目立つ容姿の金髪とキャラメルブラウンの男2人に、道行く観光客達が惚けた顔で振り返る。

「幸せ……♡」
「ずぅーっと見てられる♡」

2人の背後で同班の女子4人が、景観そっちのけで並んで歩く真と聖を凝視している。

更に後ろで男子2人が肩身が狭そうな様子で歩いていた。


「涼ちゃんは全然違うところに行ってるみたいだけど、ひーちゃんはこの辺りって言ってたからどこかで会うかもね〜。」

「この制服目立つし、いたらすぐわかりそうだな。」


本道へと続く坂道を真と聖はスタスタと登っていく。

2人にとって京都定番の観光地は何度か訪れている場所なのだろう、特にこれといった感慨もなく散策程度の感覚のようだ。

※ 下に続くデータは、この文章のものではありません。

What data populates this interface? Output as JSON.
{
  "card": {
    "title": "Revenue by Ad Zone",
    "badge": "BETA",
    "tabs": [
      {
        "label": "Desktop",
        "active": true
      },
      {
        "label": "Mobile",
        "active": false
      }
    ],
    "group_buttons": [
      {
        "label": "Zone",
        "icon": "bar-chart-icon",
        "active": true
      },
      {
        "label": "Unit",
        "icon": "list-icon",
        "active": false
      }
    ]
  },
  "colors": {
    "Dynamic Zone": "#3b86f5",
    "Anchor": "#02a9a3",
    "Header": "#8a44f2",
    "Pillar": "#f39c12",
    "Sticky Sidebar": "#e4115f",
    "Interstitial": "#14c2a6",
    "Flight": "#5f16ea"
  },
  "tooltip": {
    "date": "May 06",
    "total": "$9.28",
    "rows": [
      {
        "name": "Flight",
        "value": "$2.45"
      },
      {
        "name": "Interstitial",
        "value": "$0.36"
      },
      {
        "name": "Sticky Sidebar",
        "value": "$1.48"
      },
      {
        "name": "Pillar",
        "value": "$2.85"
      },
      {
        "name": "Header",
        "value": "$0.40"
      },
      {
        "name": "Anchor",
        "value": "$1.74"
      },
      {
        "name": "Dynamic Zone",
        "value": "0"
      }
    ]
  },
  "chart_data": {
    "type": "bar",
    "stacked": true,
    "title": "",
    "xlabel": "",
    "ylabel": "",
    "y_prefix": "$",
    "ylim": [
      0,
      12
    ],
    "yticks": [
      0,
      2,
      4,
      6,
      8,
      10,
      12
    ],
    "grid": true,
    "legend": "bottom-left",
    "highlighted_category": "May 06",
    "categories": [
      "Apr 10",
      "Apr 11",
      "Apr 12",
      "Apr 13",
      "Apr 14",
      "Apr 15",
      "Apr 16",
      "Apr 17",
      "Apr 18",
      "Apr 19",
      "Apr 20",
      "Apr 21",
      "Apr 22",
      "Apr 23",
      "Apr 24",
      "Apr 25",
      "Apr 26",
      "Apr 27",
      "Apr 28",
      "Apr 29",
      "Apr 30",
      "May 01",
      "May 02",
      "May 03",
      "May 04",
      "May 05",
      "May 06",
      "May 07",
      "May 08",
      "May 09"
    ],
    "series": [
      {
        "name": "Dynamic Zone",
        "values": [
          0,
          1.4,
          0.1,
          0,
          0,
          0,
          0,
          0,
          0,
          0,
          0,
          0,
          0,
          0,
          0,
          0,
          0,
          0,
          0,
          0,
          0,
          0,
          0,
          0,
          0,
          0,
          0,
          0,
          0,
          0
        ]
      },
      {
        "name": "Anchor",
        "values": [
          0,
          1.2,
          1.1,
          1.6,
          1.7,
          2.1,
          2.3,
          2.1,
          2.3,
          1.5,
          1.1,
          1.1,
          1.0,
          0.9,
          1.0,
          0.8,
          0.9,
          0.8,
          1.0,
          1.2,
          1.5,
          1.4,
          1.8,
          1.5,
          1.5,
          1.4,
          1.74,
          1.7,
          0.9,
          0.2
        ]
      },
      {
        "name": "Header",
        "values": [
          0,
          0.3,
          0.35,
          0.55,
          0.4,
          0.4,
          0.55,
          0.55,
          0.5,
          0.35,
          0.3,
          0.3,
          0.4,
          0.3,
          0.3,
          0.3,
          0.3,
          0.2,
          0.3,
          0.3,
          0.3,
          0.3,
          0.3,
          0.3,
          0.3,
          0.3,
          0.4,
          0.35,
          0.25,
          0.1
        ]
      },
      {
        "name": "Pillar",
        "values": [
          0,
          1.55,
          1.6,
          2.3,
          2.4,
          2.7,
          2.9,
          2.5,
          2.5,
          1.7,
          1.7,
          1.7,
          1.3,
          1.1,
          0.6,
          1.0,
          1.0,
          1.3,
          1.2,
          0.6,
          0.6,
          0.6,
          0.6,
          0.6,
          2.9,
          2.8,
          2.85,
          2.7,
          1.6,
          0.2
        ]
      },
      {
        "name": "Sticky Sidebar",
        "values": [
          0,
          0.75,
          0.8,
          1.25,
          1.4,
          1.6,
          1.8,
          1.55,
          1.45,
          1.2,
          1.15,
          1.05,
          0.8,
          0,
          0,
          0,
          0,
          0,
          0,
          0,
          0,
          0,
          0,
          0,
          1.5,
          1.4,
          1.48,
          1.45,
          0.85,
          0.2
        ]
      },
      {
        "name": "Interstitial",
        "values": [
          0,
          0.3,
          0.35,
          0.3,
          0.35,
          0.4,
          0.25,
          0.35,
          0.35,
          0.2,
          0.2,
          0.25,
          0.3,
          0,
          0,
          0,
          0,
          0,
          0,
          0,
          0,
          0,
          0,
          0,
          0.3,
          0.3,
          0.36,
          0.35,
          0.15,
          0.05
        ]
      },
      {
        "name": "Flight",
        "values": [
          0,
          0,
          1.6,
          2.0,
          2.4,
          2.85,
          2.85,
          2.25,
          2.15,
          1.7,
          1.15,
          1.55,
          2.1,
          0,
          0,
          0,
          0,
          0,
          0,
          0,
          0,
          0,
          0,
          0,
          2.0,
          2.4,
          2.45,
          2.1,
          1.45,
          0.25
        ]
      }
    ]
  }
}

あっという間に坂を登り切り、清水寺の入り口である仁王門の階段に着いた時、そこを降りてくる同じ制服を着た集団を聖が見つけた。

「あれ?噂をすれば今降りてくるのひーちゃんの班の人達じゃない?
ひーちゃんがどんな仏頂面してるか見ものだねぇ。」

集団の中に1人放り込まれた姫の様子を想像する今が1番楽しそうだ。

ワクワク顔の聖の横で、真も姫の姿を探して目を細めた。


――いない。


聖がそう思うより一瞬早く、真が石段を駆け上がって前方の集団へと迫る。